都内のタワーマンションで、ストーカー被害にあった女性が刺殺されるという痛ましい事件が起きた。犯人は被害女性のSNSから、自宅を特定し待ち伏せしていたと報じられている。Xなどで自宅が特定できてしまう書き込みも危険だが、若者の間では、みずからGPSで位置情報を共有しあう“位置情報シェア”行為も流行している。
かつて人気を博した「Zenly(ゼンリー)」が2023年2月にサービス終了となったことで、一時はその勢いが失われたかのように思われた位置情報共有アプリ。ところが、「Snapchat(スナップチャット)」や「BeReal(ビーリアル)」などのアプリに位置情報の機能が実装されるなど、代替的なサービスは存在しつづけている。

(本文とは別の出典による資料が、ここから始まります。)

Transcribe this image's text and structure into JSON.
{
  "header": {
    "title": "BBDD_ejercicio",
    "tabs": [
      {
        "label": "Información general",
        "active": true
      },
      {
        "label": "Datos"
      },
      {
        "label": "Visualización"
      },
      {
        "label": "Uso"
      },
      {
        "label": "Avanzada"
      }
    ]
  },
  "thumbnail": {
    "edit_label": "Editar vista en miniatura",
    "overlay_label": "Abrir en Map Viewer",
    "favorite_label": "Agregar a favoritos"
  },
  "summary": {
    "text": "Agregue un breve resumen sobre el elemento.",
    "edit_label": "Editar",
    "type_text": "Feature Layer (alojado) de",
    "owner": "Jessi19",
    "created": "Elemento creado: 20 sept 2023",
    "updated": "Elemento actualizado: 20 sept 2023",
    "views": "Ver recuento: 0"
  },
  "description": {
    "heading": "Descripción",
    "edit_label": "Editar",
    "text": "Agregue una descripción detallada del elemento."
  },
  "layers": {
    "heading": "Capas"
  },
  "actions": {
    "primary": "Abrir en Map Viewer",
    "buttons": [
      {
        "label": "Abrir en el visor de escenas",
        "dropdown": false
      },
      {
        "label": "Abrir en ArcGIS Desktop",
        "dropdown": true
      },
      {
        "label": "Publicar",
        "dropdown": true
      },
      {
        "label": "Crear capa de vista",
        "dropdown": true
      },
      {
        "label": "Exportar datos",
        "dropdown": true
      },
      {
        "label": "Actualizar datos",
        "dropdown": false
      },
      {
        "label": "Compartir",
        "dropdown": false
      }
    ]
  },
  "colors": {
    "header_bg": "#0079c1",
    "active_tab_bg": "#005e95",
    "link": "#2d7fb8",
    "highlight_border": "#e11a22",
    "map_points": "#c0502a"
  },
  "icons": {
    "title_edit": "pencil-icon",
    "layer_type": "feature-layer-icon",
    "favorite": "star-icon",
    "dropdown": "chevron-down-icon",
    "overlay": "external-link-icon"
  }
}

若い世代のなかには「友人や恋人同士の信頼関係の証として居場所を教え合う」という人もいるというが、一歩間違えればトラブルを招きかねない。実際にアプリを使っている若者に話を聞くと、ネガティブな経験をした人も少なくないようだ。
ちょっとした嘘からサークルでの信用を失う
都内の私立大学に通う男性Aさん(20歳)は、位置情報機能をオンにしていたことで、「大学での人間関係に亀裂が入った」と語る。
「大学のサークルメンバーの大事な集まりがあったのですが、どうしても別の予定を優先させたくて『風邪なので不参加でお願いします』と連絡をしたんです。そしたら、数日後に先輩から『お前、具合悪いって言ってたけど、渋谷で遊んでたよな?』『なんで仲間内で嘘つくの?』と怒られて……。
あるアプリで位置情報機能をオンに設定していたので、それでバレてしまったみたいなんですよ。自分としては“ちょっとしたサボり”という感覚だったんですが、サークル内では信頼を失ってしまって、『嘘松』(※ネットスラングで嘘つきのこと)と呼ばれる始末です」(Aさん)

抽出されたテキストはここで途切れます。